The Power of Tech in Rainforest Protection

How AI and Machine Learning Are Transforming Remote Sensing Data

Rainforests are home to an astonishing array of plant and animal species, many of which are endangered or undiscovered, while playing a crucial role in maintaining the planet’s climate balance. But they are under threat: the tropics lost 4.1m hectares of primary rainforest in 2022 – the area of Switzerland – an increase of 10% on 2021.  Monitoring forest health and the distribution and abundance of species is crucial for rainforest protection. AI and ML techniques have revolutionised species identification: by training algorithms on large datasets of species occurrences and environmental features, AI can accurately detect and classify different species in aerial and satellite images. This technology aids researchers in monitoring the population dynamics, migratory patterns, and overall health of key rainforest species.  In this blog post, we explore the significant impact of AI and ML on the use of remote sensing data for assessing rainforest conditions.
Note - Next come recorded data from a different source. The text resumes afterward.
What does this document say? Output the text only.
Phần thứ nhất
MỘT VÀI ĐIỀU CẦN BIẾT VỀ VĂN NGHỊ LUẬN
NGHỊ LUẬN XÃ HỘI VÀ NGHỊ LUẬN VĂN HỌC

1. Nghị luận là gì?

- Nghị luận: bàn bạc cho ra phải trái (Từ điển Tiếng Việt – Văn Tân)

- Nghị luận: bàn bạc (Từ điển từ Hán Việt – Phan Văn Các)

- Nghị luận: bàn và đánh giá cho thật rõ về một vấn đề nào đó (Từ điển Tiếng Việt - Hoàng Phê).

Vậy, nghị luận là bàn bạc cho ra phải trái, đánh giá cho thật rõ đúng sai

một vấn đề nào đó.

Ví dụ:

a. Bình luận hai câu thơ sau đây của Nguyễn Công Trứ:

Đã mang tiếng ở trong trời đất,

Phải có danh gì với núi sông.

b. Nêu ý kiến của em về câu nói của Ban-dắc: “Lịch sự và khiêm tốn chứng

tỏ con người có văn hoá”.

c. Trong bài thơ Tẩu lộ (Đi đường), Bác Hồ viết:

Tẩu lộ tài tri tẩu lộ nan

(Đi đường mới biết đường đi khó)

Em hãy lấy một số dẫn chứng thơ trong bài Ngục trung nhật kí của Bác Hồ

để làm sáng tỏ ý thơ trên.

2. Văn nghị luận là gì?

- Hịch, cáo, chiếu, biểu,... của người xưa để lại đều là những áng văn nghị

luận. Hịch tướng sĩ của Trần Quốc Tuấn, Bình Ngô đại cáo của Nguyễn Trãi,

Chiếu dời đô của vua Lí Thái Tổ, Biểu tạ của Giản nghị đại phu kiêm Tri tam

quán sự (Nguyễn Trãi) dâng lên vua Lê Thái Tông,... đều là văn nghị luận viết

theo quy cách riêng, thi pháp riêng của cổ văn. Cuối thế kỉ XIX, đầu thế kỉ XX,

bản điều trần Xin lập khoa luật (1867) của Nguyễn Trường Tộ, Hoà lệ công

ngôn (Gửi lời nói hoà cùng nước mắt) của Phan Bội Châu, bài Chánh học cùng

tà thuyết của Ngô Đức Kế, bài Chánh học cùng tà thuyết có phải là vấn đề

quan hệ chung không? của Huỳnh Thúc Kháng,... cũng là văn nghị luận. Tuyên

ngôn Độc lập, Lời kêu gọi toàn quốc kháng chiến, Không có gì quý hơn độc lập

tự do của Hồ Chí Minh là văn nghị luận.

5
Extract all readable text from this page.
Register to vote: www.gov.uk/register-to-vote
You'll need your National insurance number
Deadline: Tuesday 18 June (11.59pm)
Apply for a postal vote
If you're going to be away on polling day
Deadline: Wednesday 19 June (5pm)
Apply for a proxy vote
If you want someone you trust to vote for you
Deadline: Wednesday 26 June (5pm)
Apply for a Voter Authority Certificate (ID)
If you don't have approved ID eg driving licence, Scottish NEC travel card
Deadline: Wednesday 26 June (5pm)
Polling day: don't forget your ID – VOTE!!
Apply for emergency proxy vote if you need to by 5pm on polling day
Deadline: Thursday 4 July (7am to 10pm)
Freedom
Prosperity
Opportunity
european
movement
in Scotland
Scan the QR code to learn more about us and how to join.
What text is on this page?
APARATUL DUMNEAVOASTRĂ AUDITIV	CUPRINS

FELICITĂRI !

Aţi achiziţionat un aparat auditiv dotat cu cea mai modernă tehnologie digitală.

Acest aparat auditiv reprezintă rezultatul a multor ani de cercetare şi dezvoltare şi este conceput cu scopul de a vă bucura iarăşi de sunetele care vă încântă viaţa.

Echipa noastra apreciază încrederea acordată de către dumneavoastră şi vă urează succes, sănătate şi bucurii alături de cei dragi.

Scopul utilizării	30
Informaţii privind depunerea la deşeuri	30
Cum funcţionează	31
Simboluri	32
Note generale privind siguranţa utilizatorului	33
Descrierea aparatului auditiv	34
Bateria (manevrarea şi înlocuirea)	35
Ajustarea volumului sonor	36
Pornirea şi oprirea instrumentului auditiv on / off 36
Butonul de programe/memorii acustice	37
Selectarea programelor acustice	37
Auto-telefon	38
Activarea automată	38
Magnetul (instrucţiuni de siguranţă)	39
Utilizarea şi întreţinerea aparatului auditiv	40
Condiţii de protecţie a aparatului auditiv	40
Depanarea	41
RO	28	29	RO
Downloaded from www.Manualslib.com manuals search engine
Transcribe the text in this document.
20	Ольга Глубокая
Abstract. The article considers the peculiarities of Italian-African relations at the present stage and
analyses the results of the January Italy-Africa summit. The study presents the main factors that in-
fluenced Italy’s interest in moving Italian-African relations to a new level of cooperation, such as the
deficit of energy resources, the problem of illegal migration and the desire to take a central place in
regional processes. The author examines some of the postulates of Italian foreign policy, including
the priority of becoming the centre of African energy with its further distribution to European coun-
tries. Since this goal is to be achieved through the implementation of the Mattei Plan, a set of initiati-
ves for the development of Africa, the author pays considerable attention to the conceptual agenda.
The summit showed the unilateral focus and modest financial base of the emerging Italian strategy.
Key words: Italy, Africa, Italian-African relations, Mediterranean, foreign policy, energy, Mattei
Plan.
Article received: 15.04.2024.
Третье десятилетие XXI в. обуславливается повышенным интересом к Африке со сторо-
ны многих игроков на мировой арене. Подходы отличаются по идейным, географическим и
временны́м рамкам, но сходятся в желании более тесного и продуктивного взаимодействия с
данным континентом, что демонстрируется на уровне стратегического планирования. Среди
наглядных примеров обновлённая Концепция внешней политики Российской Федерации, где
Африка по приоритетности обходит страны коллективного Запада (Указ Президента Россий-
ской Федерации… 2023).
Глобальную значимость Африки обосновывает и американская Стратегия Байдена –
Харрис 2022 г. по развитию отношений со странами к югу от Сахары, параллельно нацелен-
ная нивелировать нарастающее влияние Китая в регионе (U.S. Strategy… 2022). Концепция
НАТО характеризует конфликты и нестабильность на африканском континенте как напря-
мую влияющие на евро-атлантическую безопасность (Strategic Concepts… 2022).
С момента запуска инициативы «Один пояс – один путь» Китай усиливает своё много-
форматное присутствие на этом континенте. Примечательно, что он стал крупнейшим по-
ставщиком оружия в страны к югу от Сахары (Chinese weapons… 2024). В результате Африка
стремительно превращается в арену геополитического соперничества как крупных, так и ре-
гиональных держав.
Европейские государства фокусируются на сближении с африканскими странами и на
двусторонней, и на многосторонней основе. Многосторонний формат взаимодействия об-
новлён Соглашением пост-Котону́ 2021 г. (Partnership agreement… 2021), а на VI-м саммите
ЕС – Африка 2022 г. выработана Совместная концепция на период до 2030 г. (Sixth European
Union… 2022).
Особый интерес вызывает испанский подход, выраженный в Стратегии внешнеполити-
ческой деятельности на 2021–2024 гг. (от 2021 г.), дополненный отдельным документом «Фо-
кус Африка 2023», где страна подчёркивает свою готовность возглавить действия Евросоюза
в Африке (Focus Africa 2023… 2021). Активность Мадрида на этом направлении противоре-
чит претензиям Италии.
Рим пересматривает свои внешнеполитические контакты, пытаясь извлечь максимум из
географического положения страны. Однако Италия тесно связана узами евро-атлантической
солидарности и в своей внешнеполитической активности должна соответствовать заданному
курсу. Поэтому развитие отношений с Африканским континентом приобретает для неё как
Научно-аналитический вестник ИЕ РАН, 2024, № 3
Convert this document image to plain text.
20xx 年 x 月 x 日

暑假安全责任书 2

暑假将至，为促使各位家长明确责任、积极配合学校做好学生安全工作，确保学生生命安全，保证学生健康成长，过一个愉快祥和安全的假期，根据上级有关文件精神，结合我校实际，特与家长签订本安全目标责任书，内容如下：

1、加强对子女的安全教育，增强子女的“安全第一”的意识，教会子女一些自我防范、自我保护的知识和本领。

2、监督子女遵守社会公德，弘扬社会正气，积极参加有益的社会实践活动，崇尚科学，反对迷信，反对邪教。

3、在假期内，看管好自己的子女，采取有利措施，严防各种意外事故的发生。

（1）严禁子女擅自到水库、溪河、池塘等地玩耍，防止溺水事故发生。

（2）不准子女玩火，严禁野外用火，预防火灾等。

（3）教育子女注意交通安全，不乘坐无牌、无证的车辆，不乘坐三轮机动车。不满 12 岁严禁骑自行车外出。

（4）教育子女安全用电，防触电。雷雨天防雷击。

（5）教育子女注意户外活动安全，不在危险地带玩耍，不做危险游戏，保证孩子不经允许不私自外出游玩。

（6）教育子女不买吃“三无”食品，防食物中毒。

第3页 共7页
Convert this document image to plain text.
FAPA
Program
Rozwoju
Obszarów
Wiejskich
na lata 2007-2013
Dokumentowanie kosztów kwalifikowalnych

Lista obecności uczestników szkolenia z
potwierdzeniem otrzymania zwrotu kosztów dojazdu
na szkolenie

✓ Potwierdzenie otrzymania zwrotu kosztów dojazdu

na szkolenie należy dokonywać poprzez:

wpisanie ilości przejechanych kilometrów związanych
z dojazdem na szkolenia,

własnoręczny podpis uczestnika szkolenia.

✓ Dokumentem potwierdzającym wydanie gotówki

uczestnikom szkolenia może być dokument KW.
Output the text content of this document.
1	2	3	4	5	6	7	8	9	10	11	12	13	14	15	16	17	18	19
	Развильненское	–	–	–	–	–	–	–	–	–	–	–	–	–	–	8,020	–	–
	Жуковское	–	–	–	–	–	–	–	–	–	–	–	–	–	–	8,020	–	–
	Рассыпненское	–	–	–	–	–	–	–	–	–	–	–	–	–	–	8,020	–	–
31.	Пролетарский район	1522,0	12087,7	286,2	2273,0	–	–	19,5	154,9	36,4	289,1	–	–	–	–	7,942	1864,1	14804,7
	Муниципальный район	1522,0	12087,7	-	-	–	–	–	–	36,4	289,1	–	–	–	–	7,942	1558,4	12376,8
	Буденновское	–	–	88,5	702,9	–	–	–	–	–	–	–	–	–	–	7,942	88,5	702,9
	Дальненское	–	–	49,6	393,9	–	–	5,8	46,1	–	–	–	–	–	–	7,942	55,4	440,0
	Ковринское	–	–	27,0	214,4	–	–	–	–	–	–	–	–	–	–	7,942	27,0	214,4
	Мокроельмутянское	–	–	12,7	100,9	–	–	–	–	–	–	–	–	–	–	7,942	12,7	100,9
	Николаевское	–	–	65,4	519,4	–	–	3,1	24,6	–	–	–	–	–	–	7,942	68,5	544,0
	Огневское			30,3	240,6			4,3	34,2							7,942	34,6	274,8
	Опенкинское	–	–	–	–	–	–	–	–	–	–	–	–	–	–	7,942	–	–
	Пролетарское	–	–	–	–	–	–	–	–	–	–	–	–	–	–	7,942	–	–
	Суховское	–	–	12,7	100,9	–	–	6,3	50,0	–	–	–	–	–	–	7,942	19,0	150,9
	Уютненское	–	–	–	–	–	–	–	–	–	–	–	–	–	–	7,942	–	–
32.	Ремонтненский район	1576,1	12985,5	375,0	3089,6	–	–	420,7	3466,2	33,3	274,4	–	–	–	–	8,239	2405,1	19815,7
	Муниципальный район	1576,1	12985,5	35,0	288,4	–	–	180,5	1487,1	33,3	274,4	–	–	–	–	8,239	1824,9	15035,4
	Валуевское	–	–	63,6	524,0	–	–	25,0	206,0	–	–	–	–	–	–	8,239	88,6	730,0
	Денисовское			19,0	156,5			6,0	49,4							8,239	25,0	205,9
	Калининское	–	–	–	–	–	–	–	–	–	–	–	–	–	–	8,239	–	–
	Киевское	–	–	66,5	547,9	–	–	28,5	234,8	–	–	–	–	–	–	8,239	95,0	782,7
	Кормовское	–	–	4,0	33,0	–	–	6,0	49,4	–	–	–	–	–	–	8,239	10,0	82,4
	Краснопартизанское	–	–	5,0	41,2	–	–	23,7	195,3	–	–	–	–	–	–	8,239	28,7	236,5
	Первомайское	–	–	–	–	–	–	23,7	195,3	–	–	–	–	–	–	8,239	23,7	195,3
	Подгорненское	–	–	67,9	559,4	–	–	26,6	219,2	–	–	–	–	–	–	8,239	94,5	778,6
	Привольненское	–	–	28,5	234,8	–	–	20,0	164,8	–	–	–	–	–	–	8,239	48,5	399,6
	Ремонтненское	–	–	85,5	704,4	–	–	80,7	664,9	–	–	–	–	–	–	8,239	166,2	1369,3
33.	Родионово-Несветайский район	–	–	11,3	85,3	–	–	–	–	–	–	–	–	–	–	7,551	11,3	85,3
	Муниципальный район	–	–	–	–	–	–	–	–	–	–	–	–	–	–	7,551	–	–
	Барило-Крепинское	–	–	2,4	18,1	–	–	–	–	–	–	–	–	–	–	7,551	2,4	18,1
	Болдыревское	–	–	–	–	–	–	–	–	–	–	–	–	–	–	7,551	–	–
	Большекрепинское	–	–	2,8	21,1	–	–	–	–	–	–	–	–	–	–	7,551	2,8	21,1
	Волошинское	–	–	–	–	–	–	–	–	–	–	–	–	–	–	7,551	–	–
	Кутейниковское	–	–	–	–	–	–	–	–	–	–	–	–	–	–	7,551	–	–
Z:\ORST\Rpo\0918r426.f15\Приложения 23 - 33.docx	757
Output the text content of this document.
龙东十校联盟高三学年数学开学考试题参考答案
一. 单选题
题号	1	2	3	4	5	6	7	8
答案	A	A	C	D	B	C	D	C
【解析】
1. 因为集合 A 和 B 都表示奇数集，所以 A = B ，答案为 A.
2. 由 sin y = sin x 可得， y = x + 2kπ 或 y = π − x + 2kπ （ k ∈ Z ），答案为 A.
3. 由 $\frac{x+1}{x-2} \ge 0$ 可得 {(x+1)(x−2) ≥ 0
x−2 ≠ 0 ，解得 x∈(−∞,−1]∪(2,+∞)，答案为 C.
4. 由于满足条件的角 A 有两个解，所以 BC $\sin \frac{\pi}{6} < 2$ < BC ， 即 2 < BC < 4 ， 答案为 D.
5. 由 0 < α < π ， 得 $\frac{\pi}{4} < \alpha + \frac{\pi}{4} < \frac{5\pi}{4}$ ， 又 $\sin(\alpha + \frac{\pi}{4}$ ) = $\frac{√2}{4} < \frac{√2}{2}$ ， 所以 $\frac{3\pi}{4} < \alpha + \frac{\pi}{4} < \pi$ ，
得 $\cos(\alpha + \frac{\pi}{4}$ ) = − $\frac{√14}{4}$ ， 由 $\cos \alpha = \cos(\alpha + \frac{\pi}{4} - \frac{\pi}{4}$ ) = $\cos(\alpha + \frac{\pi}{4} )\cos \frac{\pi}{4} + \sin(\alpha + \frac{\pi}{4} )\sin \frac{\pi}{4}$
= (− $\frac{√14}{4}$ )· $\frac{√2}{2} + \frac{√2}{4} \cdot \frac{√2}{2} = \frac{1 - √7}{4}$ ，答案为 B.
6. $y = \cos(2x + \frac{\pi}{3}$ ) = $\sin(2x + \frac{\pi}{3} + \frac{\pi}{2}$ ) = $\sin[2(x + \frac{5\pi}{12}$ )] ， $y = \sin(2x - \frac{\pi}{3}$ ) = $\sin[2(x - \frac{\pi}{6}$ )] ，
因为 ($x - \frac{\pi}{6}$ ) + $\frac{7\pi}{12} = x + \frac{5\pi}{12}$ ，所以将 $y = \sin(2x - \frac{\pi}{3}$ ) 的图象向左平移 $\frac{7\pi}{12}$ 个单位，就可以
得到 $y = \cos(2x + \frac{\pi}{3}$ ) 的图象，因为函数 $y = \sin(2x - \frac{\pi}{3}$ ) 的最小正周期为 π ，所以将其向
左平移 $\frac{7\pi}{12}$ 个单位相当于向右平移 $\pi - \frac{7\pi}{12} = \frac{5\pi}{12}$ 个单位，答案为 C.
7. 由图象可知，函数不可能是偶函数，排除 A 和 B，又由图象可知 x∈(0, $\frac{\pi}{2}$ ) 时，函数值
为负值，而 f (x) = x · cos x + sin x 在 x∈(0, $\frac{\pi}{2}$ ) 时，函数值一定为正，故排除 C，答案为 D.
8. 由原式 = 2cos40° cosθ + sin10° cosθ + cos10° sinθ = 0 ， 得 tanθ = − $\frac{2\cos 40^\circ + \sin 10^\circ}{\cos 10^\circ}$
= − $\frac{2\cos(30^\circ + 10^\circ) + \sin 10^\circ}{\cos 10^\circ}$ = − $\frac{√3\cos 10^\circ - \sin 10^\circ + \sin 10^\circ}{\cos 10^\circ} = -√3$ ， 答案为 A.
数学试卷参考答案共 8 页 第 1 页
Technology enabling the impact of AI and machine learning on the use of remote sensing data for assessing the condition/health of rainforests primarily includes:

  1. Artificial Intelligence (AI): AI algorithms are designed to mimic human intelligence and perform tasks such as image recognition, classification, and predictive modelling. They are used to analyse and interpret remote sensing data, extract relevant information, and identify patterns and changes in rainforest conditions.
  2. Machine Learning (ML): ML algorithms allow systems to learn from data and improve their performance over time. They train models with labelled datasets, enabling them to identify and classify species, detect deforestation, and make predictions about future changes in rainforest health.
  3. Remote Sensing Technologies: Remote sensing technologies, such as satellite imagery, aerial photography, LiDAR, and radar (each operating at different scales, sensitivities – and with different costs!) provide the necessary data for comprehensive monitoring and analysis of rainforest ecosystems.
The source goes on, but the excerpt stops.